East Neuk Festival
Tallis Scholars/SCO Cellos/Renaud Garcia-Fons
The Bowhouse, by St Monans
Keith Bruce
five stars
IN its own precocious teenage years (like a couple of the composers it annually champions), Fife’s East Neuk Festival might add the potato crate to the scallop shell of the seaside that serves as its symbol. Alongside the beautiful church buildings in which it stages memorable performance of chamber music, repurposed farm buildings have revealed remarkable acoustic qualities for larger events.
On Friday the two combined for performances by French-Canadian cellist Jean-Guihen Queyras of Bach suites for his instrument in the lovely church above the harbour at St Monans and continuing, in the late evening in low light, at The Bowhouse. The third of them, played at the centre of the afternoon recital, contains the best-known music, and was quite exquisitely performed, and Queyras then took his Bach journey down a fascinating path by encoring with Shadows by Gyorgy Kurtag, and then adding two more brief Kurtag works to the programme later. Here was an artist on technically astounding form taking inspiration from his festival context to steer its Bach Day in a fascinating extra-mural direction.
That juxtaposition of early music with 20th Century compositions was spread over the two concerts by conductor Peter Phillips and his Tallis Scholars. On Friday evening, before the solo cello denouement, his ten singers explored the liturgical music of Josquin des Prez and his British successor William Byrd, separating Byrd’s Five-Voice Mass setting with Josquin’s Miserere, Stabat Mater and Absalon, fili mi. Depending, perhaps, on each audience-member’s own listening habit, here was music of varying degrees of familiarity, but all of it illustrating a crucial century of musical development that created cadences that were explored by composers to come. For the local audience, the concluding Gloria by Scotland’s Robert Carver, was the complex, early, icing on the cake.
ANY young cello student would have found a world of wonders at this year’s East Neuk Festival, but the one who demonstrated most clearly what he had learned was Spaniard Victor Garcia Garcia, in his vigorous contribution to Saturday morning’s Mendelssohn Quintet in Kilkenny Church. The fruit of the ENF Retreat that teams international students with instrumental mentors, it preceded a very fine Brahms Clarinet quintet with senior participants Alexander Janiczek and Krzysztof Chorzelski in the group. The Mendelssohn, however, was particularly memorable for the way in which the individual younger talents combined to grow as an ensemble during its performance, and Victor Garcia Garcia was at the heart of that.

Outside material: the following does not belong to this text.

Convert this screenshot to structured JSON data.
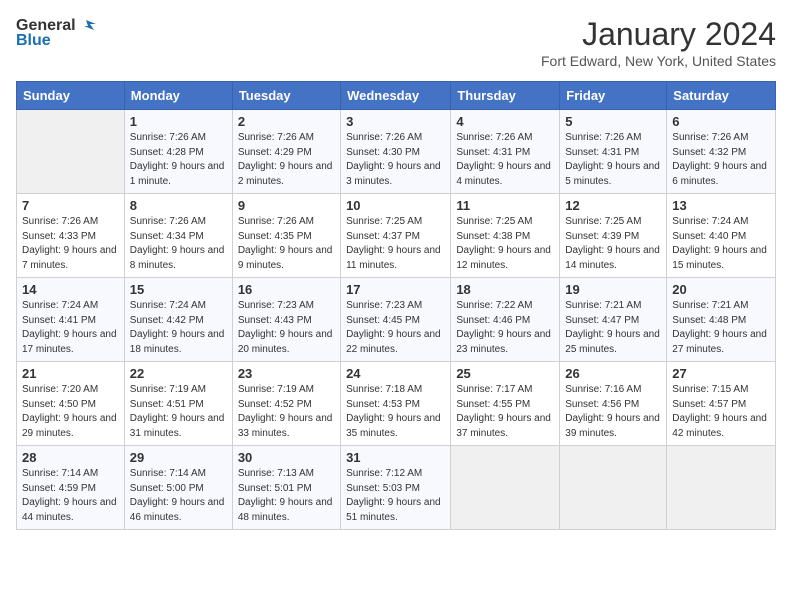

Guitarist Thibault Cauvin’s late afternoon journey in Anstruther’s St Ayle’s was around great cities of the world, with a sparkling arrangement of Billy Strayhorn’s Take the A Train representing New York and sitting alongside works he has commissioned inspired by Kolkata and Istanbul. The weather made opening with the Mallorca and Cadiz of Isaac Albeniz doubly appropriate.

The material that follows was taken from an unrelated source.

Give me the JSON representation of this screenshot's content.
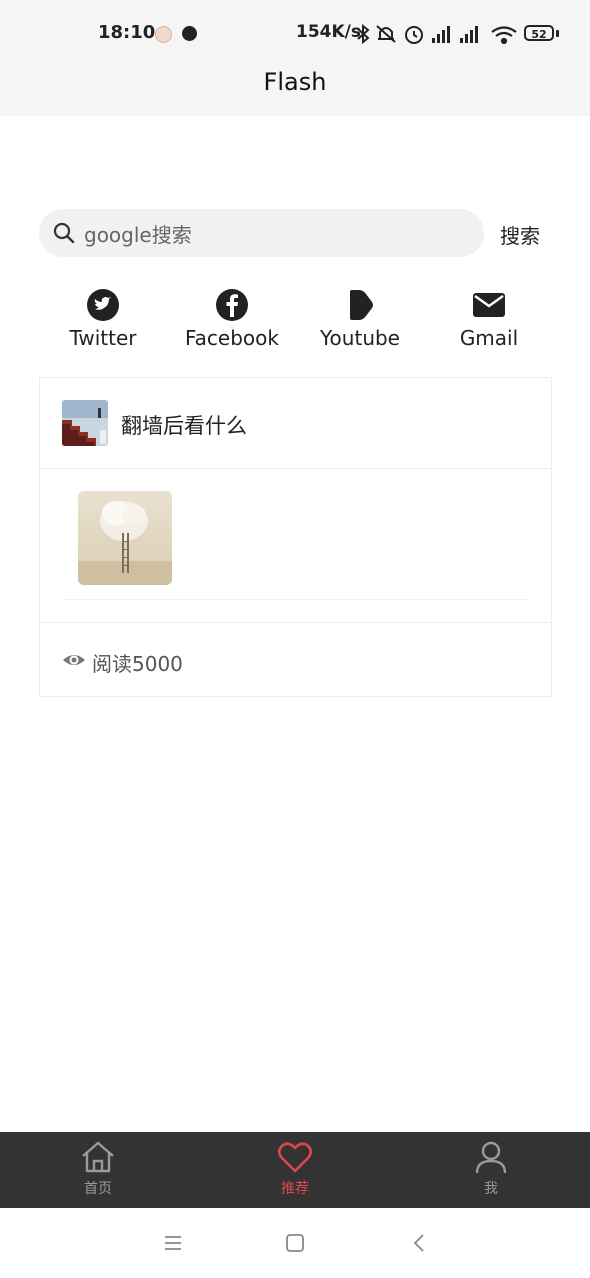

The evening’s event at The Bowhouse was the day’s most remarkable trip, however. Returning to early music for Allegri’s Miserere only at the concert’s conclusion, the Tallis Scholars added John Tavener’s familiar Funeral Ikos to four works by Arvo Part, of which the Magnificat which closed the first half was especially memorable. Interwoven with these, the same composer’s Fratres, for eight cellos, was followed by Steve Reich’s Cello Counterpoint and Krzysztof Penderecki’s Agnus Dei by the same line-up. Three composers of the same vintage (all in their 80s now) with quite remarkably distinct, yet related, things to say using a very particular palette: this would have been an unmissable one-off even without the addition of two solo improvisations by bassist Renaud Garcia-Fons, whose ridiculously original virtuoso technique usurps territory normally the preserve of the classical guitar, never mind the cello.